Yes. COVID has certainly posed a lot of uncertainties and negatively impacted all our results. In Q4, the sudden lockdown in many European countries around the holiday season dampened our offline sales, contributing to why our numbers for Q4 were weaker than expected. The pandemic has also created logistical nightmares for our supply chain. The sudden lockdown in Shenzhen and all logistics flows halted have posed numerous challenges to our team, which is one of the reasons we provided conservative guidance for Q1. Additionally, COVID has historically impacted our results more in overseas markets, but the recent zero-COVID policy in China has started disrupting our supply chain and manufacturing. However, our supply chain team is exploring alternative solutions to resolve this situation, which will take time and may have influenced some conservativeness in our guidance.

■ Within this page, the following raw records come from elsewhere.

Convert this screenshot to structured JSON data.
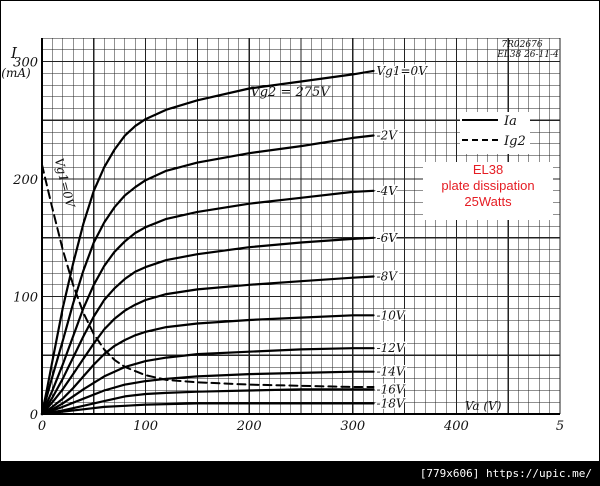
{
  "chart_data": {
    "type": "line",
    "tube": "EL38",
    "corner_code": [
      "7R02676",
      "EL38  26-11-4"
    ],
    "ylabel": "I",
    "yunit": "(mA)",
    "xlabel": "Va (V)",
    "xticks": [
      "0",
      "100",
      "200",
      "300",
      "400",
      "5"
    ],
    "yticks": [
      "0",
      "100",
      "200",
      "300"
    ],
    "xlim": [
      0,
      500
    ],
    "ylim": [
      0,
      320
    ],
    "grid": true,
    "screen_voltage_label": "Vg2 = 275V",
    "legend": {
      "position": "top-right",
      "entries": [
        {
          "label": "Ia",
          "style": "solid"
        },
        {
          "label": "Ig2",
          "style": "dashed"
        }
      ]
    },
    "series": [
      {
        "name": "Ia",
        "label": "Vg1=0V",
        "x": [
          0,
          5,
          10,
          20,
          30,
          40,
          50,
          60,
          70,
          80,
          90,
          100,
          120,
          150,
          200,
          250,
          300,
          320
        ],
        "values": [
          0,
          22,
          45,
          90,
          128,
          162,
          190,
          210,
          225,
          237,
          245,
          251,
          259,
          267,
          277,
          283,
          289,
          292
        ]
      },
      {
        "label": "-2V",
        "x": [
          0,
          10,
          20,
          30,
          40,
          50,
          60,
          70,
          80,
          90,
          100,
          120,
          150,
          200,
          250,
          300,
          320
        ],
        "values": [
          0,
          32,
          62,
          94,
          122,
          146,
          163,
          176,
          186,
          193,
          199,
          207,
          214,
          222,
          228,
          235,
          237
        ]
      },
      {
        "label": "-4V",
        "x": [
          0,
          10,
          20,
          30,
          40,
          50,
          60,
          70,
          80,
          90,
          100,
          120,
          150,
          200,
          250,
          300,
          320
        ],
        "values": [
          0,
          20,
          42,
          66,
          90,
          110,
          126,
          138,
          147,
          154,
          159,
          166,
          172,
          179,
          184,
          189,
          190
        ]
      },
      {
        "label": "-6V",
        "x": [
          0,
          10,
          20,
          30,
          40,
          50,
          60,
          70,
          80,
          90,
          100,
          120,
          150,
          200,
          250,
          300,
          320
        ],
        "values": [
          0,
          14,
          30,
          48,
          66,
          83,
          97,
          107,
          115,
          121,
          125,
          131,
          136,
          142,
          146,
          149,
          150
        ]
      },
      {
        "label": "-8V",
        "x": [
          0,
          10,
          20,
          30,
          40,
          50,
          60,
          70,
          80,
          90,
          100,
          120,
          150,
          200,
          250,
          300,
          320
        ],
        "values": [
          0,
          10,
          21,
          34,
          47,
          60,
          72,
          81,
          88,
          93,
          97,
          102,
          106,
          110,
          113,
          116,
          117
        ]
      },
      {
        "label": "-10V",
        "x": [
          0,
          10,
          20,
          30,
          40,
          50,
          60,
          70,
          80,
          90,
          100,
          120,
          150,
          200,
          250,
          300,
          320
        ],
        "values": [
          0,
          6,
          13,
          22,
          32,
          42,
          51,
          58,
          63,
          67,
          70,
          74,
          77,
          80,
          82,
          84,
          84
        ]
      },
      {
        "label": "-12V",
        "x": [
          0,
          10,
          20,
          30,
          40,
          60,
          80,
          100,
          120,
          150,
          200,
          250,
          300,
          320
        ],
        "values": [
          0,
          4,
          9,
          15,
          21,
          32,
          40,
          45,
          48,
          51,
          53,
          55,
          56,
          56
        ]
      },
      {
        "label": "-14V",
        "x": [
          0,
          10,
          20,
          40,
          60,
          80,
          100,
          120,
          150,
          200,
          250,
          300,
          320
        ],
        "values": [
          0,
          3,
          6,
          13,
          20,
          25,
          28,
          30,
          32,
          34,
          35,
          36,
          36
        ]
      },
      {
        "label": "-16V",
        "x": [
          0,
          20,
          40,
          60,
          80,
          100,
          120,
          150,
          200,
          250,
          300,
          320
        ],
        "values": [
          0,
          3,
          7,
          11,
          15,
          17,
          18,
          19,
          20,
          21,
          21,
          21
        ]
      },
      {
        "label": "-18V",
        "x": [
          0,
          20,
          40,
          60,
          80,
          100,
          150,
          200,
          250,
          300,
          320
        ],
        "values": [
          0,
          2,
          4,
          6,
          7,
          8,
          9,
          9,
          9,
          9,
          9
        ]
      },
      {
        "name": "Ig2",
        "label": "Vg1=0V",
        "style": "dashed",
        "x": [
          0,
          10,
          20,
          30,
          40,
          50,
          60,
          70,
          80,
          100,
          120,
          150,
          200,
          250,
          300,
          320
        ],
        "values": [
          212,
          175,
          140,
          110,
          86,
          68,
          55,
          46,
          40,
          33,
          29,
          27,
          25,
          24,
          23,
          23
        ]
      }
    ]
  },
  "annotation": {
    "lines": [
      "EL38",
      "plate dissipation",
      "25Watts"
    ],
    "color": "#e51c23"
  },
  "footer": {
    "text": "[779x606] https://upic.me/"
  }
}
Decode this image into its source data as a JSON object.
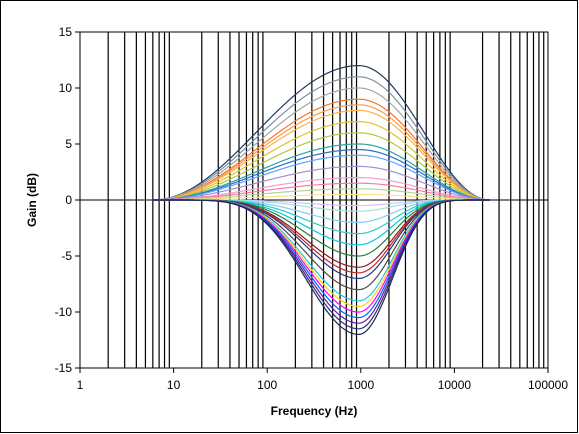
{
  "chart_data": {
    "type": "line",
    "title": "",
    "xlabel": "Frequency (Hz)",
    "ylabel": "Gain (dB)",
    "x_scale": "log",
    "xlim": [
      1,
      100000
    ],
    "ylim": [
      -15,
      15
    ],
    "x_ticks": [
      "1",
      "10",
      "100",
      "1000",
      "10000",
      "100000"
    ],
    "y_ticks": [
      "15",
      "10",
      "5",
      "0",
      "-5",
      "-10",
      "-15"
    ],
    "grid": "vertical minor gridlines at each decade subdivision",
    "legend": "none",
    "center_frequency": 950,
    "flat_below": 6,
    "flat_above": 24000,
    "series": [
      {
        "peak_gain": 12.0,
        "color": "#1f3a5f"
      },
      {
        "peak_gain": 11.0,
        "color": "#7f8fa6"
      },
      {
        "peak_gain": 10.0,
        "color": "#a6a6a6"
      },
      {
        "peak_gain": 9.0,
        "color": "#f4782a"
      },
      {
        "peak_gain": 8.5,
        "color": "#ff9b4a"
      },
      {
        "peak_gain": 8.0,
        "color": "#ffb347"
      },
      {
        "peak_gain": 7.0,
        "color": "#e6c229"
      },
      {
        "peak_gain": 6.0,
        "color": "#b5c93a"
      },
      {
        "peak_gain": 5.0,
        "color": "#2aa5a0"
      },
      {
        "peak_gain": 4.5,
        "color": "#2c6fd1"
      },
      {
        "peak_gain": 4.0,
        "color": "#5fa4ff"
      },
      {
        "peak_gain": 3.0,
        "color": "#a78bd6"
      },
      {
        "peak_gain": 2.0,
        "color": "#f2a0c8"
      },
      {
        "peak_gain": 1.5,
        "color": "#ff77a8"
      },
      {
        "peak_gain": 1.0,
        "color": "#b0d890"
      },
      {
        "peak_gain": 0.5,
        "color": "#ffe08a"
      },
      {
        "peak_gain": -0.5,
        "color": "#d9c2ff"
      },
      {
        "peak_gain": -1.0,
        "color": "#9fe3d9"
      },
      {
        "peak_gain": -2.0,
        "color": "#7fd0f5"
      },
      {
        "peak_gain": -3.0,
        "color": "#30c8c8"
      },
      {
        "peak_gain": -4.0,
        "color": "#00c9e0"
      },
      {
        "peak_gain": -5.0,
        "color": "#2e7d32"
      },
      {
        "peak_gain": -6.0,
        "color": "#8b1e1e"
      },
      {
        "peak_gain": -6.5,
        "color": "#c62828"
      },
      {
        "peak_gain": -7.0,
        "color": "#1e3a8a"
      },
      {
        "peak_gain": -8.0,
        "color": "#4a4a4a"
      },
      {
        "peak_gain": -9.0,
        "color": "#26c6da"
      },
      {
        "peak_gain": -9.5,
        "color": "#ffd400"
      },
      {
        "peak_gain": -10.0,
        "color": "#ff00ff"
      },
      {
        "peak_gain": -10.5,
        "color": "#0066ff"
      },
      {
        "peak_gain": -11.0,
        "color": "#6a1b9a"
      },
      {
        "peak_gain": -11.5,
        "color": "#2b2b8a"
      },
      {
        "peak_gain": -12.0,
        "color": "#1c2f4f"
      }
    ]
  }
}
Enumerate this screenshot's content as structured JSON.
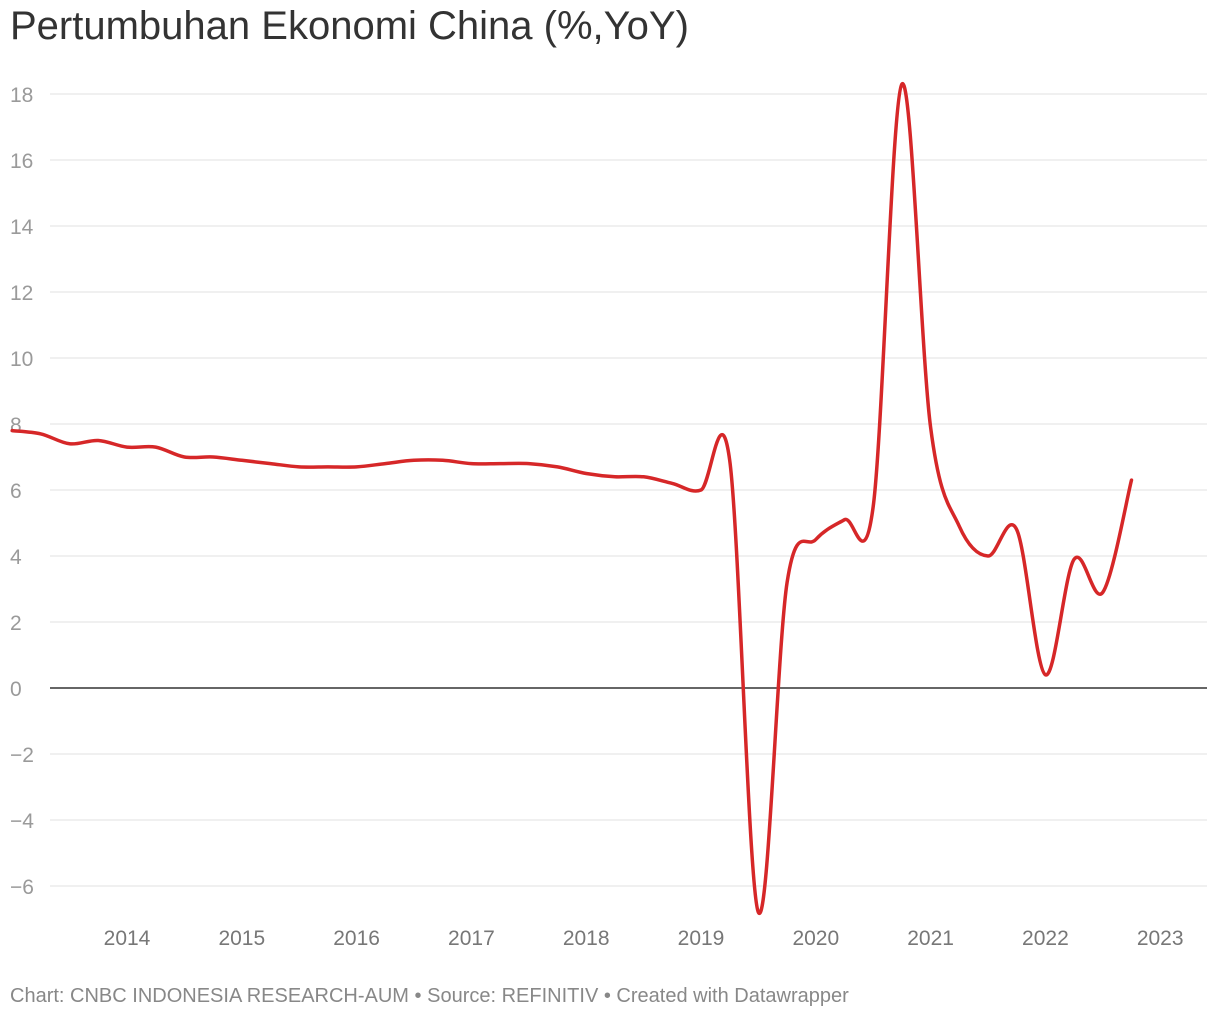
{
  "chart_data": {
    "type": "line",
    "title": "Pertumbuhan Ekonomi China (%,YoY)",
    "xlabel": "",
    "ylabel": "",
    "ylim": [
      -6.8,
      18.5
    ],
    "yticks": [
      18,
      16,
      14,
      12,
      10,
      8,
      6,
      4,
      2,
      0,
      -2,
      -4,
      -6
    ],
    "ytick_labels": [
      "18",
      "16",
      "14",
      "12",
      "10",
      "8",
      "6",
      "4",
      "2",
      "0",
      "−2",
      "−4",
      "−6"
    ],
    "xticks": [
      "2014",
      "2015",
      "2016",
      "2017",
      "2018",
      "2019",
      "2020",
      "2021",
      "2022",
      "2023"
    ],
    "grid": true,
    "series": [
      {
        "color": "#d62728",
        "x": [
          "2013 Q3",
          "2013 Q4",
          "2014 Q1",
          "2014 Q2",
          "2014 Q3",
          "2014 Q4",
          "2015 Q1",
          "2015 Q2",
          "2015 Q3",
          "2015 Q4",
          "2016 Q1",
          "2016 Q2",
          "2016 Q3",
          "2016 Q4",
          "2017 Q1",
          "2017 Q2",
          "2017 Q3",
          "2017 Q4",
          "2018 Q1",
          "2018 Q2",
          "2018 Q3",
          "2018 Q4",
          "2019 Q1",
          "2019 Q2",
          "2019 Q3",
          "2019 Q4",
          "2020 Q1",
          "2020 Q2",
          "2020 Q3",
          "2020 Q4",
          "2021 Q1",
          "2021 Q2",
          "2021 Q3",
          "2021 Q4",
          "2022 Q1",
          "2022 Q2",
          "2022 Q3",
          "2022 Q4",
          "2023 Q1",
          "2023 Q2"
        ],
        "values": [
          7.8,
          7.7,
          7.4,
          7.5,
          7.3,
          7.3,
          7.0,
          7.0,
          6.9,
          6.8,
          6.7,
          6.7,
          6.7,
          6.8,
          6.9,
          6.9,
          6.8,
          6.8,
          6.8,
          6.7,
          6.5,
          6.4,
          6.4,
          6.2,
          6.0,
          6.9,
          -6.8,
          3.2,
          4.5,
          5.1,
          5.5,
          18.3,
          7.9,
          4.9,
          4.0,
          4.8,
          0.4,
          3.9,
          2.9,
          6.3
        ]
      }
    ]
  },
  "footer": {
    "chart_label": "Chart:",
    "chart_source": "CNBC INDONESIA RESEARCH-AUM",
    "separator": "•",
    "source_label": "Source:",
    "source_value": "REFINITIV",
    "created_with": "Created with Datawrapper"
  }
}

We expect the situation to improve substantially as we reach the second half of this year.

Speaker 6

Thank you very much. Very clear.

Operator

The next question is from Andre Lin of Citi. Please go ahead.

Speaker 7

Thank you for taking my question. Regarding the semiconductor supply challenge, when do you expect the situation to be resolved, this year or next?

Speaker 3

I mentioned earlier that we think by the second half of 2022, the situation should be resolved or much improved. While Q4 was serious, we took precautionary actions to secure inventory. In certain product types, we do not have a shortage issue now. However, more semiconductor companies are prioritizing their chips for EV producers, which will impact Q2 as well. Thus, we see our constraints stemming from supply rather than demand. Based on the current information available, it looks likely that we will see significant improvement by the end of Q2, so from May onwards.

Speaker 7

Thank you. That's very helpful. I have a follow-up question regarding the first quarter guidance—could you provide more details on shipment or revenue expectations?

Speaker 3

No, we are experiencing considerable uncertainty in Q1, making it a difficult quarter, which is why we provided conservative guidance. We see many companies, including ourselves, reducing or avoiding offering guidance due to the situation. We still sought to offer guidance, albeit a wider range. Several factors have influenced this, including the recent lockdown of Shenzhen, which halted manufacturing and logistics. Our export routes are affected because they run through Shenzhen into Hong Kong. We're exploring other methods for product exports. If the Shenzhen lockdown lasts only seven days or even if we can manage to export during that time, I believe we could hit the high end of the guidance range. However, if it's prolonged, we may end up closer to the middle of the guidance range.

Speaker 7

Thank you. That was clear. I have no further questions.

Operator

As there are no further questions now, I'd like to turn the call back over to the company for closing remarks.

Grace Zhang Head of Investor Relations

Thank you. Once again for joining us today. If you have further questions, please feel free to contact the Investor Relations department through the contact information provided on our website. Thank you.

Operator

This concludes the conference call. You may now disconnect your line. Thank you.